YÜKLENİYOR
SODEMSEN Toplu İş Sözleşmesi Avukatı Esin Bayramoğlu “Yaşam Hakkı” üzerine yazdı.
Yaşam hakkı, hayatta varoluşun devamlılığını sağlama amacıyla birlikte değerlendirilmedir. İnsanın sırf doğmuş olmakla kazandığı bu hak, fiziksel varlığını sürdürebilme ve daimi kılabilme güvencesini oluşturur. Yaşam hakkı hem insan haklarının temelini oluşturması hem de insan haklarının tarihsel gelişimi açısından önemlidir. Demokraside özgürlüklerin ayrıcalıklı konumuna bakıldığında, günümüzde rejimin demokratik niteliğinin bireylere sağlanan özgürlüklerin serbestisiyle yakından ilişkili olduğu görülmektedir.
Yaşam hakkının içinde birçok hak türü bulunuyor. Bu, hukuki hakların ve güvencenin temelini oluşturuyor. Zira yaşam hakkı, insanın varlığına bağlı. Dolayısıyla kişinin hukuki haklarından istifade edebilmesinin ön koşulu, varlığının devamlılık arz etmesidir. Hukuki açıdan hak tasnifi de kişinin varoluşuna göre şekilleniyor. Bireyin hiçbir talebe bağlı olmaksızın kazandığı yaşam hakkı, genel hukuk öğretisine göre, başka kişilerin ve devletlerin müdahalesine açık değildir. Devletler, kişinin yaşam hakkına müdahale etme tasarrufuna sahip değil, kişinin yaşamını sağlıklı ve kaliteli geçirmesi için gerekli tüm koşulları sağlamakla yükümlüdür. Yaşam hakkı, özü itibarıyla öylesine değerli ki, devletler bu hakkı korumaktan sorumludur.

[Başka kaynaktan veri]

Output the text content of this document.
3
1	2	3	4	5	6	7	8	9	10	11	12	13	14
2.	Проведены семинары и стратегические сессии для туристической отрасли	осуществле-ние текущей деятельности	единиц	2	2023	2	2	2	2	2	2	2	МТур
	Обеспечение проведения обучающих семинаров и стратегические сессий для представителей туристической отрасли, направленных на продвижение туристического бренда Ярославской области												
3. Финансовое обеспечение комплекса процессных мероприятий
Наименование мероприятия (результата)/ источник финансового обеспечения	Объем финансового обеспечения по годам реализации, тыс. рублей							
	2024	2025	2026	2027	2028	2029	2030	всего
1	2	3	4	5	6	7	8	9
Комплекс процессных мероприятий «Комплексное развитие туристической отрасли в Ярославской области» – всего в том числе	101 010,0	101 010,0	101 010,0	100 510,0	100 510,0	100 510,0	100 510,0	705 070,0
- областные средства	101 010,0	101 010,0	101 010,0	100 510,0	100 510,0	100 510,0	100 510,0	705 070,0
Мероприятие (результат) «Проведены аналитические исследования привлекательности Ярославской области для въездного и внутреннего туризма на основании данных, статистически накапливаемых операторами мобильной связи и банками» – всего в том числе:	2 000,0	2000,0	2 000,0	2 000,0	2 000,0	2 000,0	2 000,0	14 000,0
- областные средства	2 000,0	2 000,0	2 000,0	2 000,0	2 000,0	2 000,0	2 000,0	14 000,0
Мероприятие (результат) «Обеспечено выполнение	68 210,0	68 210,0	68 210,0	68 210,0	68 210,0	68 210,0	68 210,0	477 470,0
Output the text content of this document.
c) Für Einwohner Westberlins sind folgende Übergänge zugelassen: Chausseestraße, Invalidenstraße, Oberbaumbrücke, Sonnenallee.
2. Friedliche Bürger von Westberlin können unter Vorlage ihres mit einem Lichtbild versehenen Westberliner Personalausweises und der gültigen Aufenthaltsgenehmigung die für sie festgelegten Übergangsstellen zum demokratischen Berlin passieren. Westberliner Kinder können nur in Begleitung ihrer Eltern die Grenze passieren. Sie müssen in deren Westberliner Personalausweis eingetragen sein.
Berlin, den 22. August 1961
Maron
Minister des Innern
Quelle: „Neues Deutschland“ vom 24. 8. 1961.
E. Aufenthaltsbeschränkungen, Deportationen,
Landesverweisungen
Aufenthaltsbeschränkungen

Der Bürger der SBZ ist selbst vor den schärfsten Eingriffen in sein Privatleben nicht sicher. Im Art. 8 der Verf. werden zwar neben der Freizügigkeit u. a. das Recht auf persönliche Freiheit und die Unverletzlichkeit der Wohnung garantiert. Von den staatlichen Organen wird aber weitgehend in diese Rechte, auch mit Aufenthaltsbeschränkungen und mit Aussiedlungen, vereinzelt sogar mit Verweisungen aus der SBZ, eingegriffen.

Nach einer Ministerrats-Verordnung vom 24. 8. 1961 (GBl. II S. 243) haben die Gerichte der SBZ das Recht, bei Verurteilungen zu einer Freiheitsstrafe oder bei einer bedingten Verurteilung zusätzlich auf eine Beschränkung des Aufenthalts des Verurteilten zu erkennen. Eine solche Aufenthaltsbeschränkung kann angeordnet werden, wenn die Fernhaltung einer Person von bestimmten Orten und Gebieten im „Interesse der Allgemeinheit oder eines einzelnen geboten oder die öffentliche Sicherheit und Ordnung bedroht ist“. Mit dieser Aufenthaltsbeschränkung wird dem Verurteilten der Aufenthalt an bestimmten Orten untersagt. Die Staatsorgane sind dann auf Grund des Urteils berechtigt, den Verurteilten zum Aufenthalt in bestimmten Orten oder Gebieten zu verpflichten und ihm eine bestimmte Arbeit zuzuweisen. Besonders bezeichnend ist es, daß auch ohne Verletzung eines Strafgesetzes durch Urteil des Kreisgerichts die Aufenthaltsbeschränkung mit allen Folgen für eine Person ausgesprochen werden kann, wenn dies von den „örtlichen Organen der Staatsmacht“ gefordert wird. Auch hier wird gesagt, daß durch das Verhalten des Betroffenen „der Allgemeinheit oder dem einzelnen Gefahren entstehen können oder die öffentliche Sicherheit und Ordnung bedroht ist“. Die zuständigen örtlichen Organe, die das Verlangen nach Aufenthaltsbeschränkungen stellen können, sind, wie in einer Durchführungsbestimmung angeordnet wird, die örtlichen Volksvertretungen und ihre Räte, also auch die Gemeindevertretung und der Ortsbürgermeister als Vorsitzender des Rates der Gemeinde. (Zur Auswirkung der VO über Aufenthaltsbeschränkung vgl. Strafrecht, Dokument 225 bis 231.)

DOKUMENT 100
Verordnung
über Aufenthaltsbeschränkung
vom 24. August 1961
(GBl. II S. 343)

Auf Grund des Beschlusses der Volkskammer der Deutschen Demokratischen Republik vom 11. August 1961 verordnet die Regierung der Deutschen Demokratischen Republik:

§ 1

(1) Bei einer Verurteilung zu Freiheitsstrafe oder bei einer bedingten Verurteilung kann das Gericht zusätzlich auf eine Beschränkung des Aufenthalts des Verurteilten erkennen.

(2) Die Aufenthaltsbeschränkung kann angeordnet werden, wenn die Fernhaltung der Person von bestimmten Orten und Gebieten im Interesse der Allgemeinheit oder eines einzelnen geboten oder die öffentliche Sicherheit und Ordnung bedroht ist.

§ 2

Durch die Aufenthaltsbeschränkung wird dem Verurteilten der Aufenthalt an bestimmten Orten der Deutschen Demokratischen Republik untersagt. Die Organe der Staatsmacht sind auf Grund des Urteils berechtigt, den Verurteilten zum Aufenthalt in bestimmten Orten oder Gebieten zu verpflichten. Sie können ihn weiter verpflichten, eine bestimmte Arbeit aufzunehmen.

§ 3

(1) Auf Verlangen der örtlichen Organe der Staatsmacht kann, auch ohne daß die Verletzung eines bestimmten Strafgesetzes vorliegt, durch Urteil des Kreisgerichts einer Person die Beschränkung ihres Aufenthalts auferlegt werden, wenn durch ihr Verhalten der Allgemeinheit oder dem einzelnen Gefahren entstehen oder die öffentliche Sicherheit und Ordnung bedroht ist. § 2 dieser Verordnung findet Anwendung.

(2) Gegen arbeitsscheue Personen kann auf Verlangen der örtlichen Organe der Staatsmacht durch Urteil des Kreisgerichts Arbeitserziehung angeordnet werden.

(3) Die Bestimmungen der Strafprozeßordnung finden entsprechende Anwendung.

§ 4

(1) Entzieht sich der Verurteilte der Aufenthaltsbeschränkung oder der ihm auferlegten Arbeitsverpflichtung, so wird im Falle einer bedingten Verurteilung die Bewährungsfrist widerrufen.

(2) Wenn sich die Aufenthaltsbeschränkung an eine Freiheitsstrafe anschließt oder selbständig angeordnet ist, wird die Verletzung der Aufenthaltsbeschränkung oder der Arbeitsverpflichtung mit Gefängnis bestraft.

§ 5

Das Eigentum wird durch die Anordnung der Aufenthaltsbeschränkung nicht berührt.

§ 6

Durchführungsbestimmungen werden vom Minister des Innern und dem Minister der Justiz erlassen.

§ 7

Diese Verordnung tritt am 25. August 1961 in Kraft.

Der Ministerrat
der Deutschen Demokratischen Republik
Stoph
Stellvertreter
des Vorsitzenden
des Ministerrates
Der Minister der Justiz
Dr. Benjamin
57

Söz konusu hak, evrensel ve yerel hukuki düzenlemelerde öncelikli değerlendiriliyor. 4 Kasım 1950 tarihli Avrupa İnsan Hakları Sözleşmesi’nin 2. maddesinde, herkesin yaşama hakkının yasayla korunacağı, yasanın ölüm cezasını öngördüğü bir suçtan dolayı mahkeme tarafından verilen bir cezanın yerine getirilmesi dışında hiç kimsenin kasten öldürülemeyeceği belirtilmiştir. Devletlerin ilgili yasalarında da yaşam hakkı düzenlenmiştir. Hukukumuzda ise, yaşam hakkı için anayasanın 17. maddesinde düzenlemeye gidilmiştir. Hakkın ifası bakımından yasal düzenlemelerde istisnai durumlar söz konusudur. Kişinin yaşam hakkı mutlak hak sınıfına girse de, hakkın sınırsız olduğuna ilişkin bir değerlendirme yapmak yanlış olacaktır. Avrupa İnsan Hakları Sözleşmesi’nin 2. Maddesinde belirtilen istisnai durumlar şunlardır:
1. Ölüm cezası,
2. Meşru müdafaa,
3. Yakalama ve kaçmanın önlenmesi,
4. Ayaklanmanın bastırılması.
Önemle vurgulanması gerekir ki, istisnai durumlara yapılacak olası bir müdahale zaruridir, son seçenek olarak görülmelidir. Aksi hâlde, yaşam hakkının ihlali söz konusu olacaktır.